The bodies of these architecture units act as “objects” to be filled and fitted into the geological model using stochastic modeling methods under the control of well and seismic data. Internal architecture elements such as mud drapes of meander bends, unit bars deposited in braided channels, and calcareous cementation at the base of mouth bars are randomly generated, controlled by the geometry and size of the unit elements. Physical properties can be assigned to all of the architecture elements, indicating the path or barrier of the fluid flow. A modeling case was explained in detail, aiming to construct a braided environment reservoir and evaluate the target area using this novel object modeling method. The reliability of the reservoir modeling results was tested by comparing the drilled sand thickness with the modeled sand thickness. The overall agreement rate was 92.4%, indicating the credibility of the reservoir modeling results.
To illustrate the effectiveness of this novel object-modelling method, a detailed modelling case was presented, focusing on constructing a reservoir in a braided environment and evaluating the target area. The reliability of the reservoir modelling results was assessed by comparing the drilled sand thickness with the modeled sand thickness, yielding an overall agreement rate of 92.4%. This high agreement rate demonstrates the credibility of the reservoir modelling outcomes.

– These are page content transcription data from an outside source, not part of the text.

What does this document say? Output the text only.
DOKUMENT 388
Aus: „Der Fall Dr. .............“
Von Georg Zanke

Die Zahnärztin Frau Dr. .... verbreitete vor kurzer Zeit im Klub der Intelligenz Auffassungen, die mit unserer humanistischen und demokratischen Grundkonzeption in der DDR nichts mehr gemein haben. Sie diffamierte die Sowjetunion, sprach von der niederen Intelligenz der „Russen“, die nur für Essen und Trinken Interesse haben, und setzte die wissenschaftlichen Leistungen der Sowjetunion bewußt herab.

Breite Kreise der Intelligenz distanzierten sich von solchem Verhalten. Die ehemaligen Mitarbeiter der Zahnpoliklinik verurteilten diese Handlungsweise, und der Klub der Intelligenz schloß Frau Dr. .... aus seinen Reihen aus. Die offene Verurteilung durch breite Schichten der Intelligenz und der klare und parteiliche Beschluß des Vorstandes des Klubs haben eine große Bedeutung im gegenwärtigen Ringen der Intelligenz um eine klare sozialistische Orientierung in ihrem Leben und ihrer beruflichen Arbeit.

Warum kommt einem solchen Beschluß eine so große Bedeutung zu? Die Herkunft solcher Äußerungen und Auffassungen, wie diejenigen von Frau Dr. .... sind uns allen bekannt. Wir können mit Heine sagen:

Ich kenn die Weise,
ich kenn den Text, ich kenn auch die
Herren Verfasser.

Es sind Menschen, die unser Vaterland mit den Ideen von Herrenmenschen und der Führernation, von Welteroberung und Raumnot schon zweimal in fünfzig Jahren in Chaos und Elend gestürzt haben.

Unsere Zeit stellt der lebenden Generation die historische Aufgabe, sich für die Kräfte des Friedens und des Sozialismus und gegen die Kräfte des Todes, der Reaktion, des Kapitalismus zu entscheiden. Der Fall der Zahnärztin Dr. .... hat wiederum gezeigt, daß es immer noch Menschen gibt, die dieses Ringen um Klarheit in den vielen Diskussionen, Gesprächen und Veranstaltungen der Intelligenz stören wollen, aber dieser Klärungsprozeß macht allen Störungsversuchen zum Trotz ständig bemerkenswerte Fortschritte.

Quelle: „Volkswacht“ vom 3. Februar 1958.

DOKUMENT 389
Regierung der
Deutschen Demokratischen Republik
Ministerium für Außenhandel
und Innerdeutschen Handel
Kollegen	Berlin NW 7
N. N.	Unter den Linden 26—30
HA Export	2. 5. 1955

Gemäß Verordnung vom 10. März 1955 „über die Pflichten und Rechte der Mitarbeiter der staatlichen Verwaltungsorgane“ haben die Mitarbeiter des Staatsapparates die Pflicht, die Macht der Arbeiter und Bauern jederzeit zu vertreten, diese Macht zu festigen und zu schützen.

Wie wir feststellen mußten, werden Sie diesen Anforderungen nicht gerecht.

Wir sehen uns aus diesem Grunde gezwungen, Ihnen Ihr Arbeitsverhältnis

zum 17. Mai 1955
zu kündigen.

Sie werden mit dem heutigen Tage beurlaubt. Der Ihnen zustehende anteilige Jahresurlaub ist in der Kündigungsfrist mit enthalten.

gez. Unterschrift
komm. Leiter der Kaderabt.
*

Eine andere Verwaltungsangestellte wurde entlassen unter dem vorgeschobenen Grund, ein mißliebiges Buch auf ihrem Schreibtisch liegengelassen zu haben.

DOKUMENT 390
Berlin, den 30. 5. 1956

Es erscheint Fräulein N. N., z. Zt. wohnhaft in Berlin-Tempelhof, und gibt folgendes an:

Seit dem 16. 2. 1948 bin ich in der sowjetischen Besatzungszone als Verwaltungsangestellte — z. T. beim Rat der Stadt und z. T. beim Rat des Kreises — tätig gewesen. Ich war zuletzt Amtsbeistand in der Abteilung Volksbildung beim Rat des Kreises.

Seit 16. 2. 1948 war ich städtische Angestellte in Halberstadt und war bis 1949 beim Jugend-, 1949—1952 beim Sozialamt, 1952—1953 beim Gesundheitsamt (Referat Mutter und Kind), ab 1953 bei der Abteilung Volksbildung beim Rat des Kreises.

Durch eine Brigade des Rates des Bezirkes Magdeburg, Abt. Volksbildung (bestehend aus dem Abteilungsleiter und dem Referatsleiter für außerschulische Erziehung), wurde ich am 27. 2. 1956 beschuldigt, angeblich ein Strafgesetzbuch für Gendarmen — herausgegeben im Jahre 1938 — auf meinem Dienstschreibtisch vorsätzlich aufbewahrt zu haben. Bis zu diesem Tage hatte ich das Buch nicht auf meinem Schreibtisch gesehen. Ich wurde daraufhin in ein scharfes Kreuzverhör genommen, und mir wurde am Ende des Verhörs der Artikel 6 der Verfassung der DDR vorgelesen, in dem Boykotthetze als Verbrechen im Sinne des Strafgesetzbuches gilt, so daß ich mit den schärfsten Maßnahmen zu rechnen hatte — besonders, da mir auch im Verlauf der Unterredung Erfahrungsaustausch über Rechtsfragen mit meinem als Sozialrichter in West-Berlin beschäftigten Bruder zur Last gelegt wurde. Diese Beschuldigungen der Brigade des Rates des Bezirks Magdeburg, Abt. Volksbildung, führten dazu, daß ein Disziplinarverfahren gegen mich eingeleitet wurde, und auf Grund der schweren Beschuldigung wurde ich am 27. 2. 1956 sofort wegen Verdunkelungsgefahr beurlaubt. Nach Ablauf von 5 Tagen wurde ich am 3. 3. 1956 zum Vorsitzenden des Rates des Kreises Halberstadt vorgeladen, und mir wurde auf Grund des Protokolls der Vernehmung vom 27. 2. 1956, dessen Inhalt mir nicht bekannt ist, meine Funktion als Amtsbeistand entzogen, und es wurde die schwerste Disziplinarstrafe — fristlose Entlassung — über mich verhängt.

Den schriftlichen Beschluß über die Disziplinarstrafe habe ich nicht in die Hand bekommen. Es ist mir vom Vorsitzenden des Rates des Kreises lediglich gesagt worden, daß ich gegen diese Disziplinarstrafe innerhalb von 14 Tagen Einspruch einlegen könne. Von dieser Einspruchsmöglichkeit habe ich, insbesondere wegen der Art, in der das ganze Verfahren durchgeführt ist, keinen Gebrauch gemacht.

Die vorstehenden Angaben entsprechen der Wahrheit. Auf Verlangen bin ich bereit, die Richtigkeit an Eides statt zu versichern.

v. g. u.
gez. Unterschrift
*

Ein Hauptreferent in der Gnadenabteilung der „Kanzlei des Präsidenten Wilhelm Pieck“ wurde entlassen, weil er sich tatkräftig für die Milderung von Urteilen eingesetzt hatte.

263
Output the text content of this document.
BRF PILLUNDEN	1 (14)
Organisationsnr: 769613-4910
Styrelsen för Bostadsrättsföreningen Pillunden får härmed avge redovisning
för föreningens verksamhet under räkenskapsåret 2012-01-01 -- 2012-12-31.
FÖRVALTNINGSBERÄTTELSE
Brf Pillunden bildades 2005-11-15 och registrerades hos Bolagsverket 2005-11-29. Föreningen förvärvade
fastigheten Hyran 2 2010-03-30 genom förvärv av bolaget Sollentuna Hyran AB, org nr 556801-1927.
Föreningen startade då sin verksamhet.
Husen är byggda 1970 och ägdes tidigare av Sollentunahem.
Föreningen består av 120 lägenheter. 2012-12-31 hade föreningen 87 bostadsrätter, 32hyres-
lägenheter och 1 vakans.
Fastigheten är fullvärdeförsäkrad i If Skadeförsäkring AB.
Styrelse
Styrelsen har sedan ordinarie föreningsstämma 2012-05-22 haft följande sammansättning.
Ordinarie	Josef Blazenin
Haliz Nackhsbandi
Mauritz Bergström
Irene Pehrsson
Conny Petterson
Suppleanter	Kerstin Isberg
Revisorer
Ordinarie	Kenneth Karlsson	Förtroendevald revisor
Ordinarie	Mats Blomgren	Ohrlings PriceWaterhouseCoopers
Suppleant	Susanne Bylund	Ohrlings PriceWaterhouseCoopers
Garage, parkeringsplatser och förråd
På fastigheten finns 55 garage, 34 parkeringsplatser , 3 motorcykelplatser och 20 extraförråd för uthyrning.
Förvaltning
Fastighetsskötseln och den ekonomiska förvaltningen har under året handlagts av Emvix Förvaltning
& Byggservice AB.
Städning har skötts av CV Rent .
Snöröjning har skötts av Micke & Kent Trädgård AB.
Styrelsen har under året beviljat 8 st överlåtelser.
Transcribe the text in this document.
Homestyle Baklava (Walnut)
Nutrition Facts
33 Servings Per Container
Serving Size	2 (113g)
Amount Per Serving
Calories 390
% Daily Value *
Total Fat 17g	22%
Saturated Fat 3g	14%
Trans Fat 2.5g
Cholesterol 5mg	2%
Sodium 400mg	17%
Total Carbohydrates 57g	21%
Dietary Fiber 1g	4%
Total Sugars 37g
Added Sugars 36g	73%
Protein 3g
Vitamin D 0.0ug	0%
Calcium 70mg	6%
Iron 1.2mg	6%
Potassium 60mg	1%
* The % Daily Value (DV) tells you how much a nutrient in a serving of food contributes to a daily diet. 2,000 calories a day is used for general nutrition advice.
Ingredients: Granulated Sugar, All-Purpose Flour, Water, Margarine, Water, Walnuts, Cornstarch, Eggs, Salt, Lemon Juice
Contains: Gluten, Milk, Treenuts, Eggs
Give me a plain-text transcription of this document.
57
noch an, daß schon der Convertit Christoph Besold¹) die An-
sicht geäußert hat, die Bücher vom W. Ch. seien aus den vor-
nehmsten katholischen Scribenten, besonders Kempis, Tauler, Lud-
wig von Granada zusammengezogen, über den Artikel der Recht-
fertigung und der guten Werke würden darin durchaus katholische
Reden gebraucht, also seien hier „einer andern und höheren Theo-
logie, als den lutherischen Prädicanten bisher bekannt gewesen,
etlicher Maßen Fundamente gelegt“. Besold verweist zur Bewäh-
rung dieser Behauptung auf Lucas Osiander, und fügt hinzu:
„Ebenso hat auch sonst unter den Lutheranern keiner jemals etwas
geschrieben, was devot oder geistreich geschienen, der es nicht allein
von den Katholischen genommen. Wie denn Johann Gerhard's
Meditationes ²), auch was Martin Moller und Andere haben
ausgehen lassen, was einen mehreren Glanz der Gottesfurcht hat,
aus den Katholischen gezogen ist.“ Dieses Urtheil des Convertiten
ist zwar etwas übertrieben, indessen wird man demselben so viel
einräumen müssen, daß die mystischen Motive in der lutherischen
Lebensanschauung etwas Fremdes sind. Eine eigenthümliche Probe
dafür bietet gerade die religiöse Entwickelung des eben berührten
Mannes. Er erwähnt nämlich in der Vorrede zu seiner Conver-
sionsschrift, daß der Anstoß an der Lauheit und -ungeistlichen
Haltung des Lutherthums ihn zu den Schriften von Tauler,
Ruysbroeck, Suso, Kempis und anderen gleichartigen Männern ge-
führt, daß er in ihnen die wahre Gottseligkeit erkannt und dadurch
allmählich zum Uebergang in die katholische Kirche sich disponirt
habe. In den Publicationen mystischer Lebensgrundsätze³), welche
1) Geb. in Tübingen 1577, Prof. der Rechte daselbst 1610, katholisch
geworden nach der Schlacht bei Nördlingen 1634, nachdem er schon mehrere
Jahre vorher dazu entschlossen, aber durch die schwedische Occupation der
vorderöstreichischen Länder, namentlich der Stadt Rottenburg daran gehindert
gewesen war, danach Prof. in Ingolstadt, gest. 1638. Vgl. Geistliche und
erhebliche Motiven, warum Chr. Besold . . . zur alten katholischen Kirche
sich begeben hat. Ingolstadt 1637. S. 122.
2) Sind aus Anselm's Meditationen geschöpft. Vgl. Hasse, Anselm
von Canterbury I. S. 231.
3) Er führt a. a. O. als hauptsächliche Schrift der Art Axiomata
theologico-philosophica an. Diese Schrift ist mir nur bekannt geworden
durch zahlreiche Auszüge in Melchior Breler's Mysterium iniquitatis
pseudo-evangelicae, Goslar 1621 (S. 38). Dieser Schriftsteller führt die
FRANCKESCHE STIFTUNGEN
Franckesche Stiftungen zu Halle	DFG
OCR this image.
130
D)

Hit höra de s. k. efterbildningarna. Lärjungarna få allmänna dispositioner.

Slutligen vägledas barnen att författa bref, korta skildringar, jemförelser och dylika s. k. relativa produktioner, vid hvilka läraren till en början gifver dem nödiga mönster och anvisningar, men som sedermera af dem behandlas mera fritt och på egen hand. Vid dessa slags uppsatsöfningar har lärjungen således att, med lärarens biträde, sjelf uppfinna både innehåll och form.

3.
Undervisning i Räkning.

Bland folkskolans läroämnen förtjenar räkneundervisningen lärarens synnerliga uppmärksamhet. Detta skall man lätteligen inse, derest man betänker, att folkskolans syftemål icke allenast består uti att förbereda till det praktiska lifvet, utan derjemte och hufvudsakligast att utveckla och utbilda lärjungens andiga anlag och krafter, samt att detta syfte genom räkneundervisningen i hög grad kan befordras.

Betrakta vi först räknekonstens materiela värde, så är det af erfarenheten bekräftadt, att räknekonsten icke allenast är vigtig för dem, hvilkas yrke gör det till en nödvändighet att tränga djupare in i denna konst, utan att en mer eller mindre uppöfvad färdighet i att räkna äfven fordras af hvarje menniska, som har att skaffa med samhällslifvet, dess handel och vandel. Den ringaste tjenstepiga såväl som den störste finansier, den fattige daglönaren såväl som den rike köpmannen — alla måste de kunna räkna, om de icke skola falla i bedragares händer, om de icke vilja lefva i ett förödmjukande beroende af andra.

In short, the main conclusions from the works can be summarized as follows:
The method uses specific reservoir architecture characterizations (point bar, braided channel, and river mouth bar) as “unit elements”, built upon sedimentary processes and evolution, to represent the reservoir heterogeneity.
These unit elements are treated as “objects” and stochastically placed within the geological model, with internal features also generated stochastically based on the unit element’s geometry.
The method allows for the assignment of physical properties to the architectural elements, enabling the good prediction of the fluid flow and demonstrating a high level of accuracy in the validation tests.